One of the tigers that still has to be moved into his own habitat.

What they do to these ‘pets’ is really sad. Sometimes they declaw them. For a house cat it is bad, but for a big cat it is really bad. Once the claws and first digits are removed, then the large cat cannot walk because their weight is too much, basically crippling the animal.

Sometimes people just abandon the cats in the wild. They cannot survive. So this sanctuary in Arkansas, rescues them. If someone brings them one of these ‘pets,’ the sanctuary does not press charges. They just want to protect and keep the once wild animal for the rest of its life. They are in the process of developing special habitats for each of the animals so they have room to roam.

Bam Bam the Grizzly Bear has his own pond and habitat at the Turpentine Creek Wildlife Refuge.

Bam Bam the Grizzly Bear has his own pond and habitat at the Turpentine Creek Wildlife Refuge.

Part of their mission is educating the public about these animals. Visitors can tour the site with a docent/game keeper and learn about these animals in particular and what happened and happens to them. For me it was an eye-opening experience. And I plan to add the Turpentine Creek Wildlife Refuge to my list of charities to support.
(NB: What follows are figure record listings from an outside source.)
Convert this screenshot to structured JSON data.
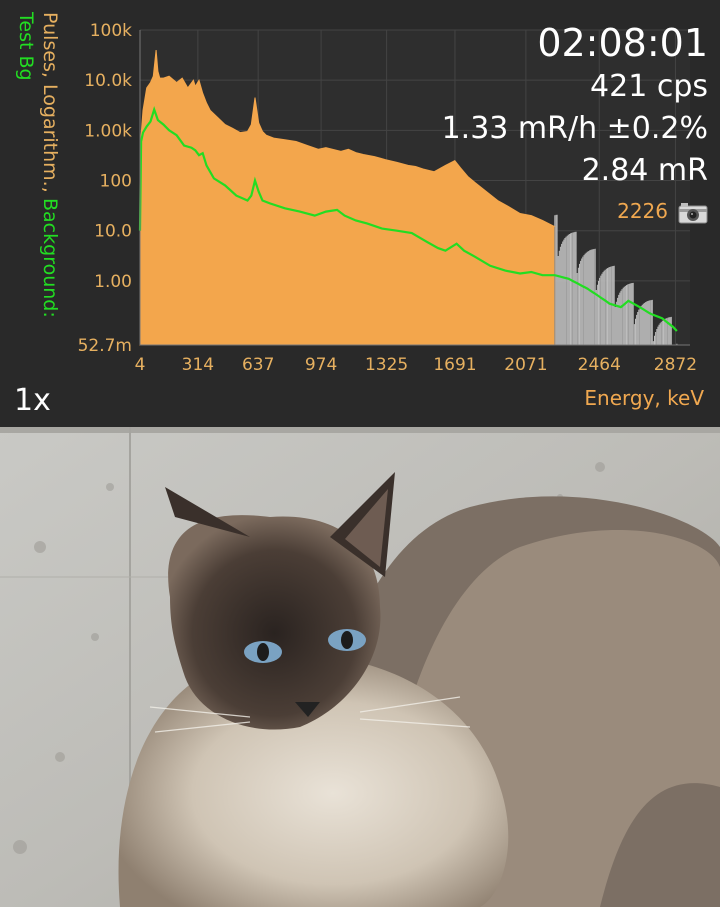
{
  "app": {
    "y_axis_title": "Pulses, Logarithm., ",
    "y_axis_background_label": "Background:",
    "background_name": "Test Bg",
    "time": "02:08:01",
    "count_rate": "421 cps",
    "dose_rate": "1.33 mR/h ±0.2%",
    "dose": "2.84 mR",
    "channel": "2226",
    "zoom": "1x",
    "x_axis_title": "Energy, keV",
    "icons": {
      "camera": "camera-icon"
    },
    "colors": {
      "spectrum_fill": "#f3a64c",
      "background_line": "#22dd22",
      "axis_text": "#e6b060",
      "text": "#ffffff",
      "panel_bg": "#292929"
    }
  },
  "chart_data": {
    "type": "area",
    "xlabel": "Energy, keV",
    "ylabel": "Pulses, Logarithm.",
    "y_scale": "log",
    "xlim": [
      4,
      2950
    ],
    "ylim": [
      0.0527,
      100000
    ],
    "x_ticks": [
      "4",
      "314",
      "637",
      "974",
      "1325",
      "1691",
      "2071",
      "2464",
      "2872"
    ],
    "y_ticks": [
      "100k",
      "10.0k",
      "1.00k",
      "100",
      "10.0",
      "1.00",
      "52.7m"
    ],
    "grid": true,
    "cursor_channel_keV": 2226,
    "series": [
      {
        "name": "Pulses",
        "x": [
          4,
          10,
          20,
          40,
          60,
          75,
          90,
          100,
          110,
          130,
          160,
          200,
          230,
          260,
          290,
          300,
          320,
          340,
          360,
          380,
          420,
          460,
          500,
          540,
          580,
          600,
          620,
          640,
          660,
          680,
          720,
          780,
          840,
          900,
          960,
          1000,
          1080,
          1120,
          1160,
          1200,
          1260,
          1320,
          1380,
          1440,
          1480,
          1520,
          1580,
          1640,
          1690,
          1720,
          1760,
          1800,
          1860,
          1920,
          1980,
          2040,
          2100,
          2160,
          2226
        ],
        "values": [
          0.1,
          800,
          2500,
          7000,
          9000,
          12000,
          40000,
          15000,
          11000,
          11000,
          12000,
          9000,
          11000,
          7000,
          10000,
          7500,
          10000,
          5500,
          3500,
          2500,
          1800,
          1300,
          1100,
          900,
          950,
          1300,
          4500,
          1400,
          950,
          800,
          700,
          650,
          600,
          500,
          420,
          450,
          380,
          420,
          360,
          330,
          300,
          260,
          230,
          200,
          190,
          170,
          150,
          200,
          250,
          180,
          120,
          90,
          60,
          40,
          30,
          22,
          20,
          16,
          12
        ]
      },
      {
        "name": "Test Bg",
        "x": [
          4,
          10,
          20,
          40,
          60,
          80,
          100,
          130,
          160,
          200,
          240,
          280,
          300,
          320,
          340,
          360,
          400,
          460,
          520,
          580,
          600,
          620,
          640,
          660,
          700,
          780,
          860,
          940,
          1000,
          1060,
          1100,
          1160,
          1220,
          1300,
          1380,
          1460,
          1540,
          1600,
          1640,
          1700,
          1740,
          1800,
          1880,
          1960,
          2040,
          2100,
          2160,
          2226,
          2300,
          2400,
          2460,
          2520,
          2580,
          2620,
          2680,
          2740,
          2800,
          2860,
          2880
        ],
        "values": [
          10,
          600,
          900,
          1200,
          1500,
          2600,
          1600,
          1300,
          1000,
          800,
          500,
          450,
          400,
          320,
          350,
          200,
          110,
          80,
          50,
          40,
          50,
          100,
          60,
          40,
          35,
          28,
          24,
          20,
          24,
          26,
          20,
          16,
          14,
          11,
          10,
          9,
          6,
          4.5,
          4,
          5.5,
          4,
          3,
          2,
          1.6,
          1.4,
          1.5,
          1.3,
          1.3,
          1.1,
          0.7,
          0.5,
          0.35,
          0.3,
          0.4,
          0.3,
          0.22,
          0.18,
          0.12,
          0.1
        ]
      }
    ]
  }
}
Finally we spent time on Beaver Lake, riding around in our friends’ boat and seeing the sites. It was not the same as riding around Kauneonga Lake in New York, where I spent my childhood summers. This is a much bigger lake created by the Corps of Engineers when they put in a hydro-electric plant and dammed a river, unlike Kauneonga Lake which is a smaller, natural spring-feed lake.

But being in a boat on a lake is always a wonderful time for me.   Having a long weekend; staying near the Lake was wonderful for so many reasons: spending time with friends, going to a museum, visiting an animal haven.